Masalah prinsip utama apa yang dihadapi dalam pelaksanaan Kode Etik Jurnalistik? 

Dalam praktek seringkali wartawan menghadapi berbagai dilema, yang tidak diatur secara detail dalam Kode Etik Jurnalistik. Dalam menghadapi dilema ini, keputusan apapun yang diambil oleh wartawan dapat sama-sama mengandung nilai benar atau salah, oleh sebab itu dibutuhkan suatu kematangan intuisi hati nurani yang didukung oleh niat dan nalar yang kuat dan teknikal yang benar. Contohnya dalam Kode Etik Jurnalistik dijelaskan wartawan menghormati hak-hak pribadi seseorang, kecuali untuk kepentingan umum. Artinya, wartawan tidak boleh memasuki wilayah pribadi sebagai bahan berita kecuali ada kepentingan umum. Tetapi apakah yang dimaksud dengan “kepentingan umum” itu tidak dirumuskan secara baku. Penafsiran pengertian “kepentingan umum” diserahkan kepada wartawan. Memang dalam banyak hal pemahaman “kepentingan umum” sudah menjadi “standar” sehingga mudah diketahui. Tetapi seringkali pula dalam praktek wartawan dibenturkan dalam suatu dilema apakah sesuatu pelanggaran haknya itu benar-benar untuk kepentingan umum atau tidak. Benturan-benturan dilema semacam ini menjadi salah satu masalah utama yang harus dihadapi para wartawan, padahal keputusan harus diambil dengan cepat. 
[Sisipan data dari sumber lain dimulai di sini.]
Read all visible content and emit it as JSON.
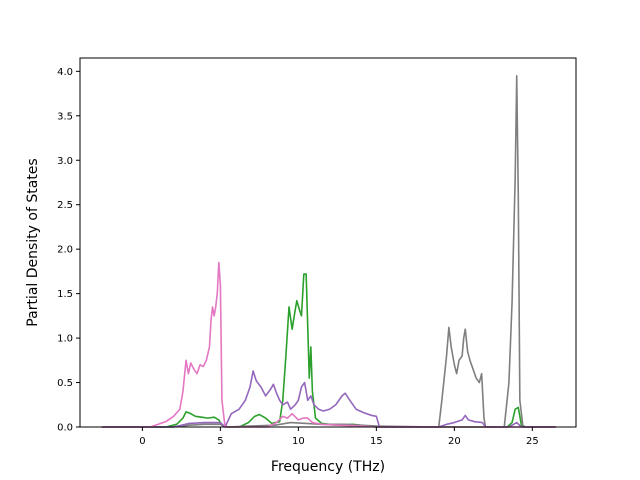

Bagaimana reaksi atau tanggapan dan kepatuhan dari pers dan atau masyarakat terhadap keputusan yang diambil Dewan Pers?

Berdasarkan catatan Dewan Pers, keputusan-keputusan Dewan Pers sampai saat ini masih sangat dihormati oleh para pihak. Pers berkualitas, besar, dan berwibawa senantiasa patuh dan tunduk kepada keputusan Dewan Pers. Menurut catatan, selama ini dari sekian ribu pengaduan hanya tiga saja keputusan Dewan Pers yang pelaksanaannya sulit dilakukan. Dalam statistik, 98% keputusan Dewan Pers dihormati dan dapat dilaksanakan.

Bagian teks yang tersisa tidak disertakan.